By JUDY BENSON
Coastal regions that are some of the most productive areas for fish and shellfish harvests are seeing changes in water chemistry that are in part associated with atmospheric emissions of carbon dioxide.
What those changes will mean for coastal communities and deciding how best to respond to them was the purpose of a three-day workshop April 10-12 sponsored by Connecticut Sea Grant and NOAA’s North Atlantic Regional Team. Titled “Coastal ocean acidification in the North Atlantic region, from science to outreach,” the event brought 40 academic, government and industry scientists to the UConn Avery Point campus, including representatives of Sea Grant programs in all of the Northeast and Mid-Atlantic states. The group reviewed what is and isn’t known about coastal ocean acidification, how it differs from acidification in the open ocean, the likely effects and the various conditions that can worsen or dampen those effects.
The more acidic pH levels being found in ocean and coastal waters are one of the effects of atmospheric emissions of CO2. It is occurring as rising amounts of carbon dioxide in the atmosphere from the burning of fossil fuels are being absorbed into the ocean, reacting with marine waters and causing bleaching of coral reefs, slowed development of marine life in larval stages and shell weakness in oysters and clams, among other impacts.
“What are our choices, and what are the consequences of those choices, in the context of what we know and don’t know?” asked Sylvain De Guise, director of CT Sea Grant, as he guided participants to make decisions on what actions should be taken.
The conference began with a presentation by Meredith White, director of research and development at Mook Sea Farm, an oyster hatchery and grower on the Damariscotta River in Maine. In 2009, she said, the farm began having “major production problems” in its hatchery.
“We had shell deformities and developmental delays in our hatchery oysters,” she said.
Water testing revealed that the pH levels of the water had dropped, making conditions more difficult for larval oysters to create shells. Now, she said, the farm adds a buffering agent to the sea water used in the hatchery to prevent that from happening, and closely monitors the pH.
“We are not the only shellfish farm or oyster grower affected by this,” she said.
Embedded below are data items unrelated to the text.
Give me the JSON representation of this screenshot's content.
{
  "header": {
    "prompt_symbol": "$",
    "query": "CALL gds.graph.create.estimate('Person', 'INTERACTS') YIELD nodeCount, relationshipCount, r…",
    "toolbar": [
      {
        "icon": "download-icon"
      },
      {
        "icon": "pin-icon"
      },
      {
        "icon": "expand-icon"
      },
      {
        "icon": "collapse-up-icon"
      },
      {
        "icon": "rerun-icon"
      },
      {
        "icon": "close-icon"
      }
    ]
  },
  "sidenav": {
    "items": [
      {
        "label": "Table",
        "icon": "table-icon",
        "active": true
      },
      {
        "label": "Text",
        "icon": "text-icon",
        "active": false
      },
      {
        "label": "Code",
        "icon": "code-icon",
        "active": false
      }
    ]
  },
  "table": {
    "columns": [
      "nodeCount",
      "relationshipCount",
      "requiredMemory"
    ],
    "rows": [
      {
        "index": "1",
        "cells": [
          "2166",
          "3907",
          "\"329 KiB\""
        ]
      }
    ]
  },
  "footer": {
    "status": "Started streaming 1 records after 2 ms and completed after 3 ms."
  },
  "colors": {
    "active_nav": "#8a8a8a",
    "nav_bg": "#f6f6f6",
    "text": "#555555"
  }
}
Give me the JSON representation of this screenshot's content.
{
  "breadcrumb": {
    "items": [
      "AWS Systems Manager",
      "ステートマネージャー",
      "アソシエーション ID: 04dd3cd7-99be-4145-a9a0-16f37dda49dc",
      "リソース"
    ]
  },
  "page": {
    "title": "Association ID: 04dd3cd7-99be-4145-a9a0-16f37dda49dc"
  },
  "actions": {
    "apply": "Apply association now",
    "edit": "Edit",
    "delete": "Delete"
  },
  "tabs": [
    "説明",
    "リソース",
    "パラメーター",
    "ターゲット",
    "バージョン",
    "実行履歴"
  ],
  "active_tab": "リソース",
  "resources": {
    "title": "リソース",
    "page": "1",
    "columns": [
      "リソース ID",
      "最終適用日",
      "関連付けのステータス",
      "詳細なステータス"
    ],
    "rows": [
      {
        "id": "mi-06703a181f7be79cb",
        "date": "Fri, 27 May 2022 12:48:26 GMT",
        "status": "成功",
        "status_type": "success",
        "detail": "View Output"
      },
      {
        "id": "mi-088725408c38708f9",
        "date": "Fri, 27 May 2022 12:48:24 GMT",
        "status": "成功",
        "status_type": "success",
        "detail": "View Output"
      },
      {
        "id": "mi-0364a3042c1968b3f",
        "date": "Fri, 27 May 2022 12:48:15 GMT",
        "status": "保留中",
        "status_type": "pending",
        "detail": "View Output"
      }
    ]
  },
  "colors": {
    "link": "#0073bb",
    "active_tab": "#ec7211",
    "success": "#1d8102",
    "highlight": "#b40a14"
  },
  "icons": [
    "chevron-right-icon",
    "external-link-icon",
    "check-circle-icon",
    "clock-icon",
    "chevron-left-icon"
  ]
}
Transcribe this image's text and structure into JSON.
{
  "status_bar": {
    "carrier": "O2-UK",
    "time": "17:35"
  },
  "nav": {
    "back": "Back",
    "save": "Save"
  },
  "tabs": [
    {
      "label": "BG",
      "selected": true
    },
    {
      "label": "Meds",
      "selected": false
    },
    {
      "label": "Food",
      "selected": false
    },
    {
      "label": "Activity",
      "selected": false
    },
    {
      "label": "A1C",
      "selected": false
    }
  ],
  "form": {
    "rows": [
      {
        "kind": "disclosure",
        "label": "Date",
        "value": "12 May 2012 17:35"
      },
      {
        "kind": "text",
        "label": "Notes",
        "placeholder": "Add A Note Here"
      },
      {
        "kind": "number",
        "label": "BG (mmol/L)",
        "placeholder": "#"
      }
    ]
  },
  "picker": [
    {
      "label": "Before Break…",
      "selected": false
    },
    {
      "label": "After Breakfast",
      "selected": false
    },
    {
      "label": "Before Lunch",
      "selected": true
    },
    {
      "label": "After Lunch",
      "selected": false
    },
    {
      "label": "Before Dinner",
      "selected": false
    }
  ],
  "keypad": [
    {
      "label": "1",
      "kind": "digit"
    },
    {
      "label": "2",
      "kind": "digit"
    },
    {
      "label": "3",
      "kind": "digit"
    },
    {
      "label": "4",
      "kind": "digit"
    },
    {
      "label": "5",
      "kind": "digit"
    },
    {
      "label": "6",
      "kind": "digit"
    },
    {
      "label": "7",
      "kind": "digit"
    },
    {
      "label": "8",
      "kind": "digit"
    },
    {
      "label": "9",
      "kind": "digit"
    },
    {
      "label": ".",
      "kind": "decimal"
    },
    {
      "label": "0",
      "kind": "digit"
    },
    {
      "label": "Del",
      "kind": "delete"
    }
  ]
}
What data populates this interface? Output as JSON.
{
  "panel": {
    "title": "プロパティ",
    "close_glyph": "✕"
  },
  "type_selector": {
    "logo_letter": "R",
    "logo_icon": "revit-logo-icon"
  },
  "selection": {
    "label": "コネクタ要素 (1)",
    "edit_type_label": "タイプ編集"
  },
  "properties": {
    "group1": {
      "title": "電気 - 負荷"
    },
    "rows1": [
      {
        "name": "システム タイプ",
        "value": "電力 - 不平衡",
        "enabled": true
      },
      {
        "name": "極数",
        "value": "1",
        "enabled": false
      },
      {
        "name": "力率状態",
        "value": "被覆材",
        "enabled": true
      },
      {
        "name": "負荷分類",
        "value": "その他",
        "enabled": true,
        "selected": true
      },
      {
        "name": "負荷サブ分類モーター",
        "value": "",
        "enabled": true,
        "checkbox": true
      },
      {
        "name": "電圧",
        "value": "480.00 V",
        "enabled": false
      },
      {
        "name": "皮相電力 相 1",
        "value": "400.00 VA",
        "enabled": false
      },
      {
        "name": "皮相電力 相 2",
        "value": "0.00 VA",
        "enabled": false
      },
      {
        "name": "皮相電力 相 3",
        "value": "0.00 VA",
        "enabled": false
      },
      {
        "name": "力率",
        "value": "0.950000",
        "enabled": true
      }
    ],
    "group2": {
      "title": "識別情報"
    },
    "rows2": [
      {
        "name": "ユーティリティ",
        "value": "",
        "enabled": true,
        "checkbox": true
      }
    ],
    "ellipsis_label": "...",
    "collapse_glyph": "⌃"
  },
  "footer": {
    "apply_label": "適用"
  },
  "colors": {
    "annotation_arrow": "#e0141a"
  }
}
Other presentations reviewed research findings about acidification along the entire East Coast, as well as variations in acidification in specific areas such as the Gulf of Maine, Casco Bay, the Great Bay in New Hampshire, the Mid-Atlantic and Chesapeake Bay and the West Coast. Changes in salinity and average temperatures in the waters of these regions are also being seen in tandem with acidification, making it difficult to determine exact cause-and-effect relationships on marine food webs, several speakers noted.
After several small-group sorting exercises, the entire group arrived at a consensus that an outreach project for shellfish farmers, fishermen, legislators and policymakers should be created to inform them about coastal ocean acidification.
“We know enough that we have to get this out there,” said Peter Rowe, director of research and extension for New Jersey Sea Grant.
De Guise said the project has about $15,000 in federal grant funds to create outreach products, which could be provided on websites, videos or other formats for the target audiences. The messages will focus on identifying stress factors for coastal ocean acidification, the timing of acidification events, local impacts, what areas need more research, risks of inaction and actions that could be taken to offset impacts, such as diversifying aquaculture crops and spreading ground-up shell around juvenile oysters.
The next step toward creating the outreach materials will include a review of the workshop summary and follow-up
discussions with the Northeast and Mid-Atlantic Coastal Acidification Network working groups. Focus group discussions with targeted stakeholders to tailor outreach products to their most immediate needs are also planned.